We’ll be seeing the BIOS later on, but we definitely won’t meet more than a fraction of its interface.

Peripherals and I/O

The PC was designed with peripherals in mind. Floppy disks, hard disks, printers, and many other things came to be attached to these computers. Usually, they came with drivers, and the BIOS could talk to some of them, but programmers occasionally needed to access them directly. Nor were these methods mutually exclusive. After all, it was entirely common to bypass the BIOS and write directly to video memory, because that was far faster.

Under our assumptions, we’ve got a VGA graphics adapter. We’ve got our keyboard and mouse, which the emulator…well, emulates. The FreeDOS image we’ll be using includes one floppy disk, but that’s it. Other than that, we have the PC speaker and a few other odds and ends. Not much, but plenty to explore. But that’s for later.

The operating system

Today, we use Windows or Linux or OSX or whatever, and we only really think about the operating system when it won’t work. But almost every home PC of the late 80s ran DOS first, and that’s what people learned. FreeDOS is like an extension of that, an upgraded version that can run on modern machinery. It uses the same interfaces for “legacy” code, however, and that’s what we want. And v86 includes a preset FreeDOS disk image for us, so that’s a bonus.

DOS, as derided as it is today, actually packed a lot of functionality into its tiny innards. Sure, it didn’t have true multitasking, and you needed hacks to use more than 1 MB of memory. Some of its internal functions were slow enough that it was better to write to the hardware directly. And it even left some things up to the BIOS. But it was far better than nothing.

I could make this a “write a 16-bit OS” series, but I won’t. Because I don’t have to. That’s one of the few good things about DOS: it’s so simple that you can almost ignore it, but you can still use it when it’s what you need. So that’s what I’ll be doing. I mean, it worked for fifteen years, right?

And so on

There’s lots more I could say about the PC platform, whether the real thing or our nostalgic remembrance. But this post is already getting too long. Everything else can come up when it comes up, because now we have to move on to the whole reason for this series: the x86 assembly language. Next time, you’ll see what it looked like (not what it looks like now, though, because it’s totally different). Maybe we can even figure out why so many people hated it with such passion. Oh, and we’ll have some actual code, too.
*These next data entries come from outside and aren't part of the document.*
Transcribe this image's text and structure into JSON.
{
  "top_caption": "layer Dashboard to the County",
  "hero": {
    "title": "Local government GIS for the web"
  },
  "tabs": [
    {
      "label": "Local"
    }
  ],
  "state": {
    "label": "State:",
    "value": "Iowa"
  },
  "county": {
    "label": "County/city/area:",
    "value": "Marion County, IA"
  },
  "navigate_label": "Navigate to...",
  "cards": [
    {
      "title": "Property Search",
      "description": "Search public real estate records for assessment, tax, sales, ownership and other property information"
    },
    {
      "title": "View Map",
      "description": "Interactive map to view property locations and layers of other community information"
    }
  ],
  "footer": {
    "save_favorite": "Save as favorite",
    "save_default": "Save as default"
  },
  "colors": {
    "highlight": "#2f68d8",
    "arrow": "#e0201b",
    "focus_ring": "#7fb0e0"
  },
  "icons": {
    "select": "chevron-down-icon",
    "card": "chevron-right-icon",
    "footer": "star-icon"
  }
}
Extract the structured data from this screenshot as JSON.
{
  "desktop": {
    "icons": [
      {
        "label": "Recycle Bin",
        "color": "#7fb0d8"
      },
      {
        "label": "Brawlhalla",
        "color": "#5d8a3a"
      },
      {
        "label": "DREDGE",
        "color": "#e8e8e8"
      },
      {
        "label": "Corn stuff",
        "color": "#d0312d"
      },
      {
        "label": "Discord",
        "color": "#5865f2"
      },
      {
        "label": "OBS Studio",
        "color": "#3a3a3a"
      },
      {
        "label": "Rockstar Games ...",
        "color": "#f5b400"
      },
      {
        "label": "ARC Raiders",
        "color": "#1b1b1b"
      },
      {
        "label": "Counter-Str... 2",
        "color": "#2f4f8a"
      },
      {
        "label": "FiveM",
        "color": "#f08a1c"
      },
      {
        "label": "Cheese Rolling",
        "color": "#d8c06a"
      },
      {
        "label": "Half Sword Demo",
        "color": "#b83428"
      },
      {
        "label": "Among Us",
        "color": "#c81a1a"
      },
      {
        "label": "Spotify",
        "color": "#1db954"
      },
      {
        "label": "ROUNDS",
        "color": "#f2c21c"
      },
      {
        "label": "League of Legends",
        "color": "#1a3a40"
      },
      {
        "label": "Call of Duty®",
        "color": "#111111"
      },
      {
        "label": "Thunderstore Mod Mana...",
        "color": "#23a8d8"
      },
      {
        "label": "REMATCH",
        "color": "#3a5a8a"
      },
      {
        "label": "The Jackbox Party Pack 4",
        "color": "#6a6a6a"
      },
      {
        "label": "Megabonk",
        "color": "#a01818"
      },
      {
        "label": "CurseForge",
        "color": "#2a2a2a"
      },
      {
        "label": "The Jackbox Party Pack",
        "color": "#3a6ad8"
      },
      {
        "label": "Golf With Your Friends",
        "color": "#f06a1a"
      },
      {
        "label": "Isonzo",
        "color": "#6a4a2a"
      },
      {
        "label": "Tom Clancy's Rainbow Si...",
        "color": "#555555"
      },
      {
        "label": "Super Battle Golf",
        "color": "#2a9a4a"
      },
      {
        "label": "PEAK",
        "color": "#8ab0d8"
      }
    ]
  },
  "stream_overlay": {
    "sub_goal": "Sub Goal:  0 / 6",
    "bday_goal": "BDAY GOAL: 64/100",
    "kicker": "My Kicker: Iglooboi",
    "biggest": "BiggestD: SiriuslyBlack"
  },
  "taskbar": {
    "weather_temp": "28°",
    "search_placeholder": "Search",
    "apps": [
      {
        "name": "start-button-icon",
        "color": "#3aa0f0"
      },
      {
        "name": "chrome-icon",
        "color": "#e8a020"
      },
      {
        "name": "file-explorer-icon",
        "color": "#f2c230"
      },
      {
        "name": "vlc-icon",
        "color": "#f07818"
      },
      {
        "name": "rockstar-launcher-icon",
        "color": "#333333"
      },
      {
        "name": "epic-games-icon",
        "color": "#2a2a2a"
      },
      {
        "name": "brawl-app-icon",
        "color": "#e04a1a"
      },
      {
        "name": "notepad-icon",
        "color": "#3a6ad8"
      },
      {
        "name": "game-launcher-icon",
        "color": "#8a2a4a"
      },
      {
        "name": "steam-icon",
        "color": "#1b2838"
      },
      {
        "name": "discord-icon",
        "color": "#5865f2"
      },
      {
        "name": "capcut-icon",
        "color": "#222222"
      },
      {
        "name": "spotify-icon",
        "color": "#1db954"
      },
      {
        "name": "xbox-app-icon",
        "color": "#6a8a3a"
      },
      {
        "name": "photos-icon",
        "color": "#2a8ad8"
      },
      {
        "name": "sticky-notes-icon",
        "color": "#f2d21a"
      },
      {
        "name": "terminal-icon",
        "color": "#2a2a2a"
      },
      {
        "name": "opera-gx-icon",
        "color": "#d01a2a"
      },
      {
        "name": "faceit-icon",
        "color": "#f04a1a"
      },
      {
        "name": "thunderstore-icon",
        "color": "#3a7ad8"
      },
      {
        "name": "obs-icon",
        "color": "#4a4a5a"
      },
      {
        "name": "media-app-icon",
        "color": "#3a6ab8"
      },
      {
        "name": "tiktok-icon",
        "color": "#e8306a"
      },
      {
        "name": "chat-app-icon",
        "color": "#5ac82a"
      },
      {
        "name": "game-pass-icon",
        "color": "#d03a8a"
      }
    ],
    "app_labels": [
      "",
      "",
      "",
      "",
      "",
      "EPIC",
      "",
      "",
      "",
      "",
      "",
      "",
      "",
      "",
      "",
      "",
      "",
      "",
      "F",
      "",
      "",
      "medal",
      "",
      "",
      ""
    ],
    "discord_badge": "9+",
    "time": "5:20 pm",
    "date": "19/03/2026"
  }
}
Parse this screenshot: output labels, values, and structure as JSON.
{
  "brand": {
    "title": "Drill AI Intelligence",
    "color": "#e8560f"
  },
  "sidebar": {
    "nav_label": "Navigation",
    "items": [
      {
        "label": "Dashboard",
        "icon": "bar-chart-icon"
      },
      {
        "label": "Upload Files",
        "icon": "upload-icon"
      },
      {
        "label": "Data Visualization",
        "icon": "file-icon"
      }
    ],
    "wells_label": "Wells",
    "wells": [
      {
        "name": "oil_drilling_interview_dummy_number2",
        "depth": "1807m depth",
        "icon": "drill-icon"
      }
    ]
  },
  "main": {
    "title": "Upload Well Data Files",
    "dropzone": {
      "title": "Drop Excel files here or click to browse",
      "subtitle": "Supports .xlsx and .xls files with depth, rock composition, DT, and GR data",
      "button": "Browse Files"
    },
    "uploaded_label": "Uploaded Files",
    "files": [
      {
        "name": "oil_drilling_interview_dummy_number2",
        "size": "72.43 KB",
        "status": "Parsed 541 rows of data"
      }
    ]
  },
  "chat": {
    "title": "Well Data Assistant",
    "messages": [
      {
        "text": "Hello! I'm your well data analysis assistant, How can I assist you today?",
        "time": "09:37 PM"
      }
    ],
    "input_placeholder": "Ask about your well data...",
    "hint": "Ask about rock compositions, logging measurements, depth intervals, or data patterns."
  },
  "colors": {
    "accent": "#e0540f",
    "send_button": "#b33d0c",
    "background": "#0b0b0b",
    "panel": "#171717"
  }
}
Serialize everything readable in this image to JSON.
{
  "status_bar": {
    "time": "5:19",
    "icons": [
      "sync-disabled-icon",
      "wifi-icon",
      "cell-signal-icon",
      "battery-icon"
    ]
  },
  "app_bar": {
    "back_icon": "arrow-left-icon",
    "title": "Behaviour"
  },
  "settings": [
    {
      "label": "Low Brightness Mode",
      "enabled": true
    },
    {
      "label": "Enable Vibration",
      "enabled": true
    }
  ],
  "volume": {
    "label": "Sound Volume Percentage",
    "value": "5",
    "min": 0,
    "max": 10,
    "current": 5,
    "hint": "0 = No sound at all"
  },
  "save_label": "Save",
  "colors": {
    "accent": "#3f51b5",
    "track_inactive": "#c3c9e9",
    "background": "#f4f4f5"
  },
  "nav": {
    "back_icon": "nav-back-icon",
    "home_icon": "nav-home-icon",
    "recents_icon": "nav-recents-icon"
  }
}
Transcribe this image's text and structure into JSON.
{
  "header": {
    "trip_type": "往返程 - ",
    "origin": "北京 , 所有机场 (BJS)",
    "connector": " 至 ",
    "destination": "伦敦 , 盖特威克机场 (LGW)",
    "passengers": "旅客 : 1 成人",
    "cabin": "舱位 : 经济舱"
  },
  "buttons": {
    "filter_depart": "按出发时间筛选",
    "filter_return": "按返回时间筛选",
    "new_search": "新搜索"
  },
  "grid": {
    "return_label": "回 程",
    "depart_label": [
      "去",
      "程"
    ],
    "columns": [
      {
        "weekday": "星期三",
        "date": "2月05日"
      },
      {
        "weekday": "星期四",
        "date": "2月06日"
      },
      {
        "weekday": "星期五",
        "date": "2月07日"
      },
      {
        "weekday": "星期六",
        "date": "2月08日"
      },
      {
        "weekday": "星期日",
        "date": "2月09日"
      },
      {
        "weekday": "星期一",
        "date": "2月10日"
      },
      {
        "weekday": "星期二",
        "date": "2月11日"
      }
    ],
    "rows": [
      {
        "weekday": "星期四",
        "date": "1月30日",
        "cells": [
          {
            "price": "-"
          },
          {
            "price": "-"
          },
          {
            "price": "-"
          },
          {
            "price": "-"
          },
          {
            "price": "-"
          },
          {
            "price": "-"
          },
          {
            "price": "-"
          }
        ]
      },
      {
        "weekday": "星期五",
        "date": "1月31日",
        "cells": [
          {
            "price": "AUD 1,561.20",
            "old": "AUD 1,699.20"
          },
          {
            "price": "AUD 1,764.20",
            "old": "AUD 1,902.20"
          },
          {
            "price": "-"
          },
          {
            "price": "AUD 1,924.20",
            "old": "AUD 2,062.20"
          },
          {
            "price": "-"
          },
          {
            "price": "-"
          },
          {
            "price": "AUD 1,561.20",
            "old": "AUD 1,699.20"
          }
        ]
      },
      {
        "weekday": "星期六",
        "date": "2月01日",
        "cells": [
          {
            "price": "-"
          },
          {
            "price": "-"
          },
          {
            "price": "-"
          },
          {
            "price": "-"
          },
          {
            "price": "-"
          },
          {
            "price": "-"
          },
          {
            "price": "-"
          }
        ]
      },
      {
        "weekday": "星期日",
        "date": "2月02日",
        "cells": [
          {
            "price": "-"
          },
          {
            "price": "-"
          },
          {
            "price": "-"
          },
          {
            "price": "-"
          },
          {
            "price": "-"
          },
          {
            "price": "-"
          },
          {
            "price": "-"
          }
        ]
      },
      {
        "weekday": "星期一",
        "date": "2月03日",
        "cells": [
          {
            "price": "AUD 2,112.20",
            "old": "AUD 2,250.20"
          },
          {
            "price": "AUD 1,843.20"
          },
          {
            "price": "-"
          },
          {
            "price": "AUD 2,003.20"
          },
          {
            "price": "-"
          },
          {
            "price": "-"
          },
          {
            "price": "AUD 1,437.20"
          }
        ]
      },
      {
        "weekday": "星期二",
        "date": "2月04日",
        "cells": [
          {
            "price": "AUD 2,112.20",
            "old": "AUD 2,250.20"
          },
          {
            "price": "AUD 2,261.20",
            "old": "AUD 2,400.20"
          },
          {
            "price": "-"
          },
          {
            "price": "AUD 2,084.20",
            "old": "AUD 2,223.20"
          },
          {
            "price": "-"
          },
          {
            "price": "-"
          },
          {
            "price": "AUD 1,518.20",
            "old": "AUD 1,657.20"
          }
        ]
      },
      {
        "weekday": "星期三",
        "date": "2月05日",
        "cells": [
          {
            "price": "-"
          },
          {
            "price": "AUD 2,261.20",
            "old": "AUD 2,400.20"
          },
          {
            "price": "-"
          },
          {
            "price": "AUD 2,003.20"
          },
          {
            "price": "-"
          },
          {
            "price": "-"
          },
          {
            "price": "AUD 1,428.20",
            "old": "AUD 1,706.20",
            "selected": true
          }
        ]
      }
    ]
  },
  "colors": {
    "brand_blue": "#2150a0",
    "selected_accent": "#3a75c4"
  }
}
Assembly: the architecture

The x86 gets a lot of hate for its architecture. In modern days, it’s really more out of habit than any technical reason, but the 16-bit variant really deserved some of its bad reputation. Other parts, in my opinion, were overstated. Hyperbole then became accepted wisdom, and positive reinforcement only made it grow.

But I’m not here to apologize for the x86. No, this post has a different purpose. It’s an overview of the x86 architecture from the point of view of an assembly programmer circa 1991. Although the 386 had been out for a few years, older processors were still around, and not too much was making full use of the 32-bit extensions that the 386 brought. DOS, particularly, remained 16-bit, though there were extensions to address more memory. For the most part, however, we’ll stick to “real mode”, like it was in the olden days.

The CPU

An x86 processor of this vintage was a lot less complex than today’s Intel i7 or AMD A10, and not just because it didn’t include integrated graphics, megabytes of on-die cache, power management functions, and so on. Later lines have also added lots of assembly-level goodness, like MMX and SSE. They’re 64-bit now, and that required the addition of “long mode”.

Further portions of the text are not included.